Oui, c’est le concept de ce genre de festival : des showcases très courts pour présenter vos chansons. D’ailleurs, pensez-vous que le Great Escape Festival soit une opportunité pour vous de devenir plus populaires ?

Jasmin : Je ne crois pas, non. On fait ça car ça peut être une très bonne expérience. Mais on n’en attend pas plus de ce festival. Peut-être qu’on va percer ? Peut-être pas ? On a juste envie de jouer et c’est à peu près tout ce qui nous motive.

Quelle est la chanson, l’album ou le groupe/artiste que vous écoutez le plus en ce moment ?

Franziska : Hier on a vu Japanese Breakfast. J’ai beaucoup écouté leur album cette année [Soft Sounds from Another Planet, sorti le 14 juillet 2017 chez Dead Oceans]. Aussi, quand je suis un peu stressée, j’écoute du Ariana Grande. J’aime beaucoup la pop culture. J’aime tout ce qu’elle représente : le rêve, ce genre de choses…

Jasmin : L’un de mes groupes favoris de tous les temps c’est Saga. C’est un groupe de rock progressif canadien. Il y a beaucoup de couches dans leur musique : cinq synthétiseurs et trois guitares en même temps. C’est très dense et ça peut être difficile de comprendre quelque chose là-dedans. Mais c’est de la très bonne musique, pour moi.

Aurora : Eh bien, j’ai dû écouter beaucoup d’Aivery, comme je suis ici en support en remplacement de Doris ! Mais sinon, il y a ce groupe nommé E que j’aime beaucoup. En particulier la chanson « Regatta ».

Et connaissez-vous des groupes que vous voudriez faire découvrir au public ?

Franziska : Il y a ce groupe No Joy, avec une chanson du nom de « E », comme le groupe.
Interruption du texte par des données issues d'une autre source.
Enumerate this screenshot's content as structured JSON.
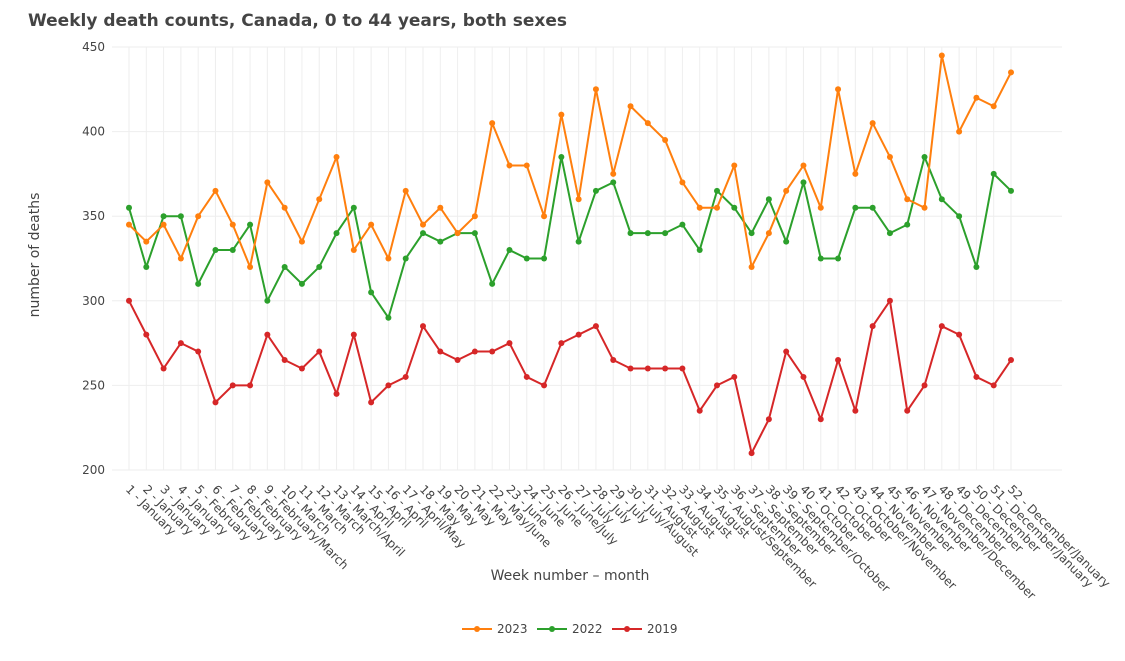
{
  "chart_data": {
    "type": "line",
    "title": "Weekly death counts, Canada, 0 to 44 years, both sexes",
    "xlabel": "Week number – month",
    "ylabel": "number of deaths",
    "ylim": [
      200,
      450
    ],
    "yticks": [
      200,
      250,
      300,
      350,
      400,
      450
    ],
    "grid": true,
    "legend_position": "bottom",
    "categories": [
      "1 - January",
      "2 - January",
      "3 - January",
      "4 - January",
      "5 - February",
      "6 - February",
      "7 - February",
      "8 - February",
      "9 - February/March",
      "10 - March",
      "11 - March",
      "12 - March",
      "13 - March/April",
      "14 - April",
      "15 - April",
      "16 - April",
      "17 - April/May",
      "18 - May",
      "19 - May",
      "20 - May",
      "21 - May",
      "22 - May/June",
      "23 - June",
      "24 - June",
      "25 - June",
      "26 - June/July",
      "27 - July",
      "28 - July",
      "29 - July",
      "30 - July/August",
      "31 - August",
      "32 - August",
      "33 - August",
      "34 - August",
      "35 - August/September",
      "36 - September",
      "37 - September",
      "38 - September",
      "39 - September/October",
      "40 - October",
      "41 - October",
      "42 - October",
      "43 - October/November",
      "44 - November",
      "45 - November",
      "46 - November",
      "47 - November/December",
      "48 - December",
      "49 - December",
      "50 - December",
      "51 - December/January",
      "52 - December/January"
    ],
    "series": [
      {
        "name": "2023",
        "color": "#ff7f0e",
        "values": [
          345,
          335,
          345,
          325,
          350,
          365,
          345,
          320,
          370,
          355,
          335,
          360,
          385,
          330,
          345,
          325,
          365,
          345,
          355,
          340,
          350,
          405,
          380,
          380,
          350,
          410,
          360,
          425,
          375,
          415,
          405,
          395,
          370,
          355,
          355,
          380,
          320,
          340,
          365,
          380,
          355,
          425,
          375,
          405,
          385,
          360,
          355,
          445,
          400,
          420,
          415,
          435
        ]
      },
      {
        "name": "2022",
        "color": "#2ca02c",
        "values": [
          355,
          320,
          350,
          350,
          310,
          330,
          330,
          345,
          300,
          320,
          310,
          320,
          340,
          355,
          305,
          290,
          325,
          340,
          335,
          340,
          340,
          310,
          330,
          325,
          325,
          385,
          335,
          365,
          370,
          340,
          340,
          340,
          345,
          330,
          365,
          355,
          340,
          360,
          335,
          370,
          325,
          325,
          355,
          355,
          340,
          345,
          385,
          360,
          350,
          320,
          375,
          365
        ]
      },
      {
        "name": "2019",
        "color": "#d62728",
        "values": [
          300,
          280,
          260,
          275,
          270,
          240,
          250,
          250,
          280,
          265,
          260,
          270,
          245,
          280,
          240,
          250,
          255,
          285,
          270,
          265,
          270,
          270,
          275,
          255,
          250,
          275,
          280,
          285,
          265,
          260,
          260,
          260,
          260,
          235,
          250,
          255,
          210,
          230,
          270,
          255,
          230,
          265,
          235,
          285,
          300,
          235,
          250,
          285,
          280,
          255,
          250,
          265
        ]
      }
    ]
  }
}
La musique est très entraînante. C’est comme un train lancé à toute vitesse.

Jasmin : Je choisirais aussi No Joy. C’est un très bon groupe, un peu shoegaze mais avec plus de sons dissonants.

Ça vous fait une chanson pour tout le groupe, alors ?

Aurora : À vrai dire, je pense également à toute la scène musicale underground viennoise. Il y a beaucoup de groupes de filles qui en font partie. Je ne pourrais choisir l’un d’entre eux mais ces groupes méritent d’avoir un peu d’exposition, pour que les gens puissent plus les découvrir.

Quels sont vos projets après le concert ?

Jasmin : Eh bien, notre projet le plus imminent est le concert de ce soir. On doit encore jouer, et après ça…

Franziska : Peut-être nous lever tôt demain pour prendre notre avion à l’heure ? On a d’autres concerts de prévus à Vienne.

Donc en résumé, vous souhaitez jouer encore plus ?

Jasmin : Oui, autant que possible. Bien que l’album soit sorti en septembre 2017. On devrait peut-être essayer d’écrire de nouvelles chansons ?

Franziska : Très classique, comme projet de groupe. Écrire des chansons.